Aujourd’hui le chantier s’est géographiquement déplacé. Il est devenu dans la photographie contemporaine un des tropes majeurs de la mondialisation : à la fois une métaphore de la globalisation et des transformations brutales qu’elle induit dans le monde non occidental et une réflexion sur la montée en puissance de ces pays sur la scène mondiale. A ce titre ces représentations remplissent pleinement leur rôle de proposer une réflexion sur l’histoire. Les exemples les plus éclatants en sont sans doute Dubai sous l’objectif d’Andreas Gursky, Philippe Chancel, Florian Joye, Thomas Weineberger, Reem al Ghaith, Armin Linke, Sami al Turki ou Mohammed Kazem ainsi que Shanghai et la Chine avec Edith Roux, Patrick Zachman, Robert Polidori Steve Benson, Edward Burtinsky, Zen Chen Liu ou encore Sze Tsung Leon – pour ne citer que quelques uns des photographes qui se sont plus particulièrement intéressés à l’espace du chantier dans toute sa diversité. Le chantier s’est étendu dans ces clichés aux formes d’une ville voire d’un pays tout entier. La brutalité et la démesure y vont de paire avec un fort sentiment, nouveau, d’irréalité. Servant un idéal de développement urbain dont l’artifice et la surenchère sont deux des principales caractéristiques, ces chantiers engendrent ex nihilo des formes dont le gigantisme et l’irréalité sidèrent et attirent. A tel point que ces villes-chantiers sont aujourd’hui, au même titre que pouvaient l’être et que le sont toujours les ruines du Parthénon ou d’Agrigente, des destinations touristiques. Il y a trois siècles le spectacle des ruines formait l’attraction principale des premiers voyageurs du Grand Tour. Le tourisme de masse contemporain y ajoute aujourd’hui les panoramas chaotiques de Dubai et Shanghai.
Quentin Bajac
[i] Joseph O’Neill, Netherland, Pantheon Books, 2008, traduit de l’anglais par Anne Wicke, éditions de l’Olivier, 2009.
[ii] Voir l’ouvrage de Joel Meyerowitz, Aftermath : The world Trade Center Archive, Phaidon, 2006
[iii] Marc Augé, Le Temps en ruines, Galilée, 2003, voir également Marc Augé, Pour une anthropologie de la mobilité, Manuels Payot, 2009.

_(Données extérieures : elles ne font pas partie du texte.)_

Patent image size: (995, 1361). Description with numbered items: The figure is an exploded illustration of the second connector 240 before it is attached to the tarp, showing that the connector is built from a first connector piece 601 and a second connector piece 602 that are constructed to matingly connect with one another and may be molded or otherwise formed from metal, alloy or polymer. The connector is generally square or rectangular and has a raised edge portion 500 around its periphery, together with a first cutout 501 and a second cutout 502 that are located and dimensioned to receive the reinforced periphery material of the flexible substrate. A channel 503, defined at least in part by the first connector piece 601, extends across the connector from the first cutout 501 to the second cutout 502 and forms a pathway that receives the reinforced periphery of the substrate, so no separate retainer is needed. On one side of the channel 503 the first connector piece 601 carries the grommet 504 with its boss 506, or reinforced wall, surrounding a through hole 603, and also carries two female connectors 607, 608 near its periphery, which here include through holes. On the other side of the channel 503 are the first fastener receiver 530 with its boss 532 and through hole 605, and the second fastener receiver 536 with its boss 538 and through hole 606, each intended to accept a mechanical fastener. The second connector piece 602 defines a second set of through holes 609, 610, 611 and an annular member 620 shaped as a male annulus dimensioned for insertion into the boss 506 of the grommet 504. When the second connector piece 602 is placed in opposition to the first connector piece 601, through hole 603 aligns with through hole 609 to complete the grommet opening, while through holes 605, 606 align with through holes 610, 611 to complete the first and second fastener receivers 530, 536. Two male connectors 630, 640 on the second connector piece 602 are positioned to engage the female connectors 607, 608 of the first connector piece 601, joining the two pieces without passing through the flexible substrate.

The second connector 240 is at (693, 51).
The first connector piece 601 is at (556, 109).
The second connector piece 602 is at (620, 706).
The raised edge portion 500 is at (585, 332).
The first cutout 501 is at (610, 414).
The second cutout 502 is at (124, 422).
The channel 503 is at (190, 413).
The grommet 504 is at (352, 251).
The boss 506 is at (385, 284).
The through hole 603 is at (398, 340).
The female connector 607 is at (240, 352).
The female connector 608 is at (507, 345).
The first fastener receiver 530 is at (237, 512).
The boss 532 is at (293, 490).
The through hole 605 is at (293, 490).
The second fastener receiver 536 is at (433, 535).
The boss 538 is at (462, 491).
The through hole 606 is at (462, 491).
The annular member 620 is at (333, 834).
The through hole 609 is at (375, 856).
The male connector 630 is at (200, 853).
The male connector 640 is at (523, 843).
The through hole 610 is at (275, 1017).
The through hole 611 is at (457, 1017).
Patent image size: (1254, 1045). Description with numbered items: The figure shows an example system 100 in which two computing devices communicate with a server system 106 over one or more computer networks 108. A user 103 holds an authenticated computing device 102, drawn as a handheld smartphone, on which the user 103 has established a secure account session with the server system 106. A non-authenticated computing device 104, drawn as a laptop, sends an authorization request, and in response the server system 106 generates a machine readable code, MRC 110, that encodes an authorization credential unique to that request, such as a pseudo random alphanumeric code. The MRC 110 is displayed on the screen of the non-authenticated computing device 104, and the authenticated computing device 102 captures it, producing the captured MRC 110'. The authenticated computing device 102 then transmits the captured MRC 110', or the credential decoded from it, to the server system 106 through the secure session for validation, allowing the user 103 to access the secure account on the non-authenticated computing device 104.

[iv] Charles Baudelaire, « Le Cygne », dans Les Fleurs du Mal, « Œuvres complètes », tome 1, Gallimard, Bibliothèque de la Pléiade.
[v] Walter Benjamin, Sens unique, Paris, Maurice Nadeau, 1988.
[vi] La référence renvoie à la distinction établie entre les notions espace lisse et espace strié par Gilles Deleuze et Félix Guattari dans Mille Plateaux, Paris, Editions de Minuit, 1980.